Un des moyens de retrouver un peu d’énergie, c’est
d’aller voir ce qu'il y avait avant et qu’on ne m’a
pas dit. Ca a l’air d’un chemin purement politique mais
au-delà de cela, il y a un chemin personnel. À un moment
donné, cette absence de racines me pèse, me fait souffrir.
La troisième chose, c’est l’aspect curieux du documentariste,
j’ai envie d’aller en Lituanie, voir à quoi ça
ressemble, tout simplement. Donc, tout ça est mélangé,
dans un sentiment qui se met en place pendant les années 90.
J'ai écrit mon texte de départ en 96 et c’était
nécessaire au fond. Je dois faire ça, il faut que je
fasse ça.
Est-ce qu’il y a aussi le besoin d’affirmer une
identité ?
Alors ça, c’est autre chose. Au fond, il y a une question
qui est sous-jacente : je suis issu de deux traditions, l’une
française, provinciale et parisienne, plutôt catholique
et l’autre d’une tradition juive d’Europe du Nord,
des gens qui partent aux Etats-Unis, l’immigration, la diaspora
juive. Pendant longtemps, j’ai cru que je devais choisir. J’étais
français ou j’étais américain, j’étais
juif ou j’étais catholique. Au fond, je ne suis ni l’un
ni l’autre ou je suis tout. Par la religion, je ne suis pas
juif, ça se transmet par la mère. Je n’ai pas
eu d’éducation religieuse. Je ne me suis pas converti,
je suis totalement sans dieu, mais ça va très bien.
Donc, je n’ai pas à me revendiquer d’une religion
contre une autre et d’une terre contre une autre. Simplement,
ce que j’ai appris, grâce au travail du film, c’est
à connaître ces endroits dont je venais, à y aller,
à rencontrer des gens qui auraient pu être mes cousins,
à rencontrer ce que voulait dire le fait que vos voisins tuent
votre famille, comme ça s’est passé en Lituanie
au début de la Deuxième Guerre Mondiale.

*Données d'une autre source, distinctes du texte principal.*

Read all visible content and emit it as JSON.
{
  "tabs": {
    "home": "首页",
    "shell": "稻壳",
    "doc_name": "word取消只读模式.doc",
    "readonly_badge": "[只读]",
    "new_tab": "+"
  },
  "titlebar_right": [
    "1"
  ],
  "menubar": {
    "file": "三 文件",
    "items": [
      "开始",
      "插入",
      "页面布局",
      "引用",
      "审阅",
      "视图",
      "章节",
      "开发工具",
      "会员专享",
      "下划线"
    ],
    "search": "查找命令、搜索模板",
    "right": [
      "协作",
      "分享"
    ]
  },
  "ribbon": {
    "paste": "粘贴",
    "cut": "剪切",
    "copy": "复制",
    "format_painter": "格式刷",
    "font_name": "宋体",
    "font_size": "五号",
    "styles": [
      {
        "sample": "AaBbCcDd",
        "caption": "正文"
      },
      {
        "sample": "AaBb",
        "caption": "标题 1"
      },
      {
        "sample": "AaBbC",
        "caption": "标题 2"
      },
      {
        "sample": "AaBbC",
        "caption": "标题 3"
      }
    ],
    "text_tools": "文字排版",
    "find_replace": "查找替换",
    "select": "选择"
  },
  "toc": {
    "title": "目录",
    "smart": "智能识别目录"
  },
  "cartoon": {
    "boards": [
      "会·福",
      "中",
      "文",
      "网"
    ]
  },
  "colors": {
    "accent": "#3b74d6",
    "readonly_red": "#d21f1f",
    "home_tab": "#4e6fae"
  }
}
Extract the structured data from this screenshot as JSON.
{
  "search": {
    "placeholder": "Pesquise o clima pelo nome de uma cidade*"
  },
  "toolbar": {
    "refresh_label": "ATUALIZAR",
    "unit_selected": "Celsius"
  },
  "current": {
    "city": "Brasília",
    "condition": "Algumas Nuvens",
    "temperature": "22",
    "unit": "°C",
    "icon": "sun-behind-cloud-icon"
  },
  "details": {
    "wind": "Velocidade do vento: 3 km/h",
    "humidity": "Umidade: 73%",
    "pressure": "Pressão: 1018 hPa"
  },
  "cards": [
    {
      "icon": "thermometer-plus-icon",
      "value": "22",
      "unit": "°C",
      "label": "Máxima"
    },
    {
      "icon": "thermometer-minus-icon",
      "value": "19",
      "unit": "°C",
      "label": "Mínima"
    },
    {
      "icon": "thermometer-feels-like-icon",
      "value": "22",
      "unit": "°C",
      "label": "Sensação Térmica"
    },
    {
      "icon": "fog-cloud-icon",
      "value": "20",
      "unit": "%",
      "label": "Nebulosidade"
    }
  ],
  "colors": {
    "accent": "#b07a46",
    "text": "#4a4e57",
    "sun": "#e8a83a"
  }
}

Bien sûr,
c’est peut-être sous l’ordre de nazis mais dans
90% des villages lituaniens, ce sont les lituaniens qui ont tués
leurs voisins juifs, c’est pas des méchants soldats allemands.
Donc, j’ai appris tout ça. Je l’ai éprouvé
: j’étais dans des synagogues vides, j’ai vu des
archives de ghettos, j’ai vu…et j’ai fait tout ce
chemin-là. Je me suis approprié cette histoire. Ça
ne m’a pas transformé au point de dire : je suis plutôt
ça que ça. Par contre, mes racines ne sont plus imaginaires,
elles sont constituées de lieux réels, de noms réels,
d’endroits réels, de couleurs de ciel, de la neige, du
bateau, le chemin de l’immigrant…Je voulais traverser
l’Atlantique en bateau, comme mon grand-père, même
si, a priori je n’aime pas trop le bateau, mais bon, je me disais,
il faut que je le fasse, eux non plus n’aimaient pas le bateau.
Et toutes ces choses-là, je me les suis réappropriées.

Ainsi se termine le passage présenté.